DBaaS for PostgreSQL offers different versions with 15 being the latest available version at the time of writing. The database instance must be attached to a LAN and depending on whether the LAN is public or private, the db is reachable from the internet or only internally. Every instance gets a static DNS name, that enables easy failover in case of a disaster. For replication you are free to choose the number of replicas and there are the options of asynchronous, synchronous and strictly synchronous.
The database offers native Point in Time Recovery (PITR). For long term backups, you have to resort to database native tools, like pg_dump and pg_restore for PostgreSQL. Backups are stored encrypted in an S3 bucket.

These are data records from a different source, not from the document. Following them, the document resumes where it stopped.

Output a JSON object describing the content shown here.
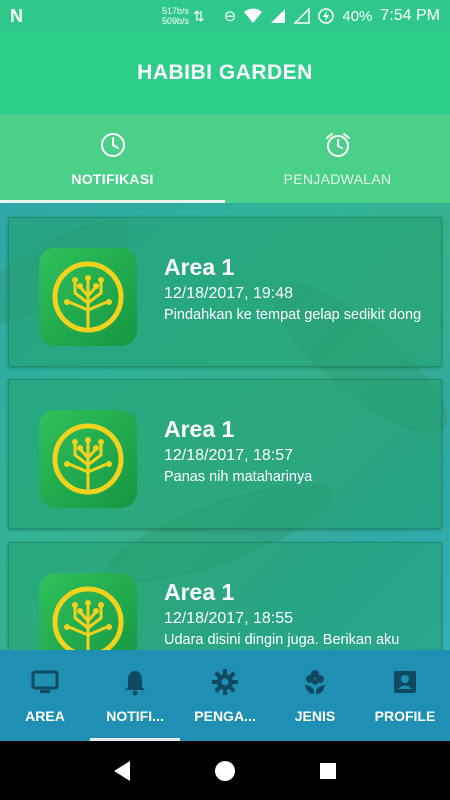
{
  "status_bar": {
    "net_up": "517b/s",
    "net_down": "509b/s",
    "battery": "40%",
    "time": "7:54 PM"
  },
  "app": {
    "title": "HABIBI GARDEN"
  },
  "tabs": [
    {
      "label": "NOTIFIKASI",
      "icon": "clock-icon",
      "active": true
    },
    {
      "label": "PENJADWALAN",
      "icon": "alarm-clock-icon",
      "active": false
    }
  ],
  "notifications": [
    {
      "title": "Area 1",
      "datetime": "12/18/2017, 19:48",
      "message": "Pindahkan ke tempat gelap sedikit dong"
    },
    {
      "title": "Area 1",
      "datetime": "12/18/2017, 18:57",
      "message": "Panas nih mataharinya"
    },
    {
      "title": "Area 1",
      "datetime": "12/18/2017, 18:55",
      "message": "Udara disini dingin juga. Berikan aku"
    }
  ],
  "bottom_nav": [
    {
      "label": "AREA",
      "icon": "monitor-icon"
    },
    {
      "label": "NOTIFI...",
      "icon": "bell-icon",
      "active": true
    },
    {
      "label": "PENGA...",
      "icon": "gear-icon"
    },
    {
      "label": "JENIS",
      "icon": "flower-icon"
    },
    {
      "label": "PROFILE",
      "icon": "profile-icon"
    }
  ],
  "colors": {
    "status_bar": "#2ec98a",
    "app_bar": "#2ecf8b",
    "tabs": "#4bd08a",
    "bottom_nav": "#1f8fb4",
    "logo_ring": "#f2d21c"
  }
}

DBaaS for MongoDB also offers different versions, with 8.0 currently being the latest. Like the DBaaS for PostgreSQL, the instance must be attached to a LAN, which decides whether the database is public or private. You are also free to choose the number of instances and you also get a static DNS Name.
MongoDB offers dedicated snapshots, that are created every 24h. If you choose to buy the Enterprise version you also get PITR and Offsite-Backups.

Container Registry

The IONOS Container Registry is a oci-compliant container registry, that includes Vulnerability Scanning for an additional fee. The Container Registry has separate Pull Token configuration, that is great for technical users or granting access exclusively to the registry. The scope settings for the token very fine-granular.
There are two types of tokens:

  • Registry for managing the repos themselves
  • Repository for pulling and pushing images.

You can define automatic expiry, path restriction regexes and you can scope the tokens to Admin, Push or Pull permissions. Multiple such permissions may also be combined.

Conclusion

IONOS Cloud offers a broad and well-rounded portfolio of services, with only a few notable gaps: the absence of serverless capabilities and a managed messaging solution. The deployed test architectures worked great and working with the IONOS Cloud was very pleasant, albeit it felt very unfamiliar in the beginning.

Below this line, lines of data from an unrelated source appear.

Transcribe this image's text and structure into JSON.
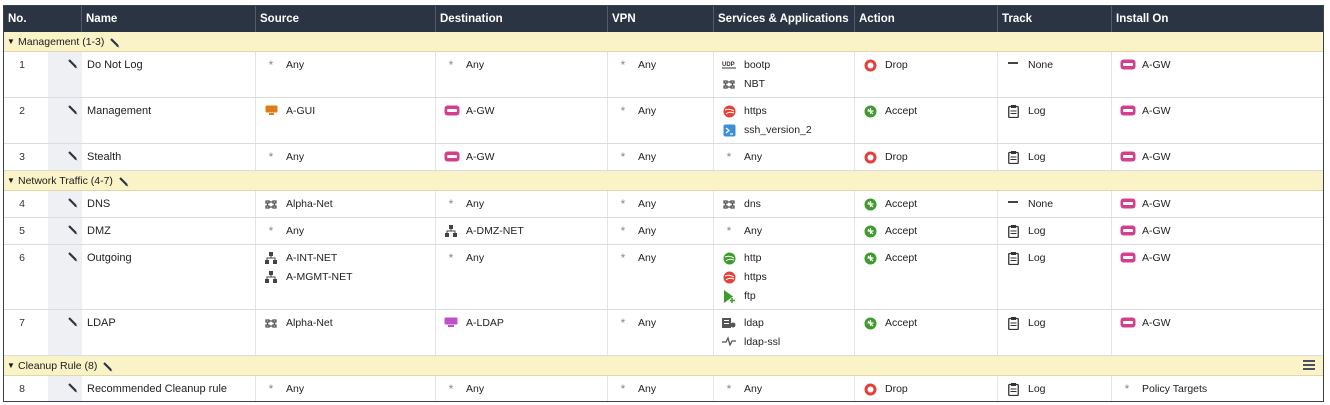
{
  "columns": [
    "No.",
    "Name",
    "Source",
    "Destination",
    "VPN",
    "Services & Applications",
    "Action",
    "Track",
    "Install On"
  ],
  "sections": [
    {
      "title": "Management (1-3)",
      "rules": [
        {
          "no": "1",
          "name": "Do Not Log",
          "source": [
            {
              "icon": "any-icon",
              "label": "Any"
            }
          ],
          "destination": [
            {
              "icon": "any-icon",
              "label": "Any"
            }
          ],
          "vpn": [
            {
              "icon": "any-icon",
              "label": "Any"
            }
          ],
          "services": [
            {
              "icon": "udp-icon",
              "label": "bootp"
            },
            {
              "icon": "group-icon",
              "label": "NBT"
            }
          ],
          "action": {
            "icon": "drop-icon",
            "label": "Drop"
          },
          "track": {
            "icon": "none-icon",
            "label": "None"
          },
          "install": [
            {
              "icon": "gateway-icon",
              "label": "A-GW"
            }
          ]
        },
        {
          "no": "2",
          "name": "Management",
          "source": [
            {
              "icon": "host-icon",
              "label": "A-GUI"
            }
          ],
          "destination": [
            {
              "icon": "gateway-icon",
              "label": "A-GW"
            }
          ],
          "vpn": [
            {
              "icon": "any-icon",
              "label": "Any"
            }
          ],
          "services": [
            {
              "icon": "https-icon",
              "label": "https"
            },
            {
              "icon": "ssh-icon",
              "label": "ssh_version_2"
            }
          ],
          "action": {
            "icon": "accept-icon",
            "label": "Accept"
          },
          "track": {
            "icon": "log-icon",
            "label": "Log"
          },
          "install": [
            {
              "icon": "gateway-icon",
              "label": "A-GW"
            }
          ]
        },
        {
          "no": "3",
          "name": "Stealth",
          "source": [
            {
              "icon": "any-icon",
              "label": "Any"
            }
          ],
          "destination": [
            {
              "icon": "gateway-icon",
              "label": "A-GW"
            }
          ],
          "vpn": [
            {
              "icon": "any-icon",
              "label": "Any"
            }
          ],
          "services": [
            {
              "icon": "any-icon",
              "label": "Any"
            }
          ],
          "action": {
            "icon": "drop-icon",
            "label": "Drop"
          },
          "track": {
            "icon": "log-icon",
            "label": "Log"
          },
          "install": [
            {
              "icon": "gateway-icon",
              "label": "A-GW"
            }
          ]
        }
      ]
    },
    {
      "title": "Network Traffic (4-7)",
      "rules": [
        {
          "no": "4",
          "name": "DNS",
          "source": [
            {
              "icon": "group-icon",
              "label": "Alpha-Net"
            }
          ],
          "destination": [
            {
              "icon": "any-icon",
              "label": "Any"
            }
          ],
          "vpn": [
            {
              "icon": "any-icon",
              "label": "Any"
            }
          ],
          "services": [
            {
              "icon": "group-icon",
              "label": "dns"
            }
          ],
          "action": {
            "icon": "accept-icon",
            "label": "Accept"
          },
          "track": {
            "icon": "none-icon",
            "label": "None"
          },
          "install": [
            {
              "icon": "gateway-icon",
              "label": "A-GW"
            }
          ]
        },
        {
          "no": "5",
          "name": "DMZ",
          "source": [
            {
              "icon": "any-icon",
              "label": "Any"
            }
          ],
          "destination": [
            {
              "icon": "network-icon",
              "label": "A-DMZ-NET"
            }
          ],
          "vpn": [
            {
              "icon": "any-icon",
              "label": "Any"
            }
          ],
          "services": [
            {
              "icon": "any-icon",
              "label": "Any"
            }
          ],
          "action": {
            "icon": "accept-icon",
            "label": "Accept"
          },
          "track": {
            "icon": "log-icon",
            "label": "Log"
          },
          "install": [
            {
              "icon": "gateway-icon",
              "label": "A-GW"
            }
          ]
        },
        {
          "no": "6",
          "name": "Outgoing",
          "source": [
            {
              "icon": "network-icon",
              "label": "A-INT-NET"
            },
            {
              "icon": "network-icon",
              "label": "A-MGMT-NET"
            }
          ],
          "destination": [
            {
              "icon": "any-icon",
              "label": "Any"
            }
          ],
          "vpn": [
            {
              "icon": "any-icon",
              "label": "Any"
            }
          ],
          "services": [
            {
              "icon": "http-icon",
              "label": "http"
            },
            {
              "icon": "https-icon",
              "label": "https"
            },
            {
              "icon": "ftp-icon",
              "label": "ftp"
            }
          ],
          "action": {
            "icon": "accept-icon",
            "label": "Accept"
          },
          "track": {
            "icon": "log-icon",
            "label": "Log"
          },
          "install": [
            {
              "icon": "gateway-icon",
              "label": "A-GW"
            }
          ]
        },
        {
          "no": "7",
          "name": "LDAP",
          "source": [
            {
              "icon": "group-icon",
              "label": "Alpha-Net"
            }
          ],
          "destination": [
            {
              "icon": "server-icon",
              "label": "A-LDAP"
            }
          ],
          "vpn": [
            {
              "icon": "any-icon",
              "label": "Any"
            }
          ],
          "services": [
            {
              "icon": "ldap-icon",
              "label": "ldap"
            },
            {
              "icon": "ldap-ssl-icon",
              "label": "ldap-ssl"
            }
          ],
          "action": {
            "icon": "accept-icon",
            "label": "Accept"
          },
          "track": {
            "icon": "log-icon",
            "label": "Log"
          },
          "install": [
            {
              "icon": "gateway-icon",
              "label": "A-GW"
            }
          ]
        }
      ]
    },
    {
      "title": "Cleanup Rule (8)",
      "rules": [
        {
          "no": "8",
          "name": "Recommended Cleanup rule",
          "source": [
            {
              "icon": "any-icon",
              "label": "Any"
            }
          ],
          "destination": [
            {
              "icon": "any-icon",
              "label": "Any"
            }
          ],
          "vpn": [
            {
              "icon": "any-icon",
              "label": "Any"
            }
          ],
          "services": [
            {
              "icon": "any-icon",
              "label": "Any"
            }
          ],
          "action": {
            "icon": "drop-icon",
            "label": "Drop"
          },
          "track": {
            "icon": "log-icon",
            "label": "Log"
          },
          "install": [
            {
              "icon": "any-icon",
              "label": "Policy Targets"
            }
          ]
        }
      ]
    }
  ],
  "colors": {
    "header_bg": "#2b3443",
    "section_bg": "#fbf3c8",
    "drop": "#e5413a",
    "accept": "#3e9b2c",
    "gateway": "#d43f8d",
    "host": "#e07b1a"
  }
}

IaC using OpenTofu works great and the combination of CLI and Web Console give a great overview. The DCD feels very different to what we know from other providers, but offers unique features, like the transactional update, that would be great also for other providers.

Setting up a private Kubernetes Cluster with a public-facing Load Balancer does take a bit more manual effort than for other providers, but works great when setup and does not incur any extra costs, compared to other providers‘ solution.

IONOS Cloud is a great solution for basically every project, that wants to move to a European Cloud Provider. With this feature-rich Cloud Platform as a solid foundation you will be able to run a great product in IONOS Cloud.

Disclosure

ConSol and IONOS maintain a partnership.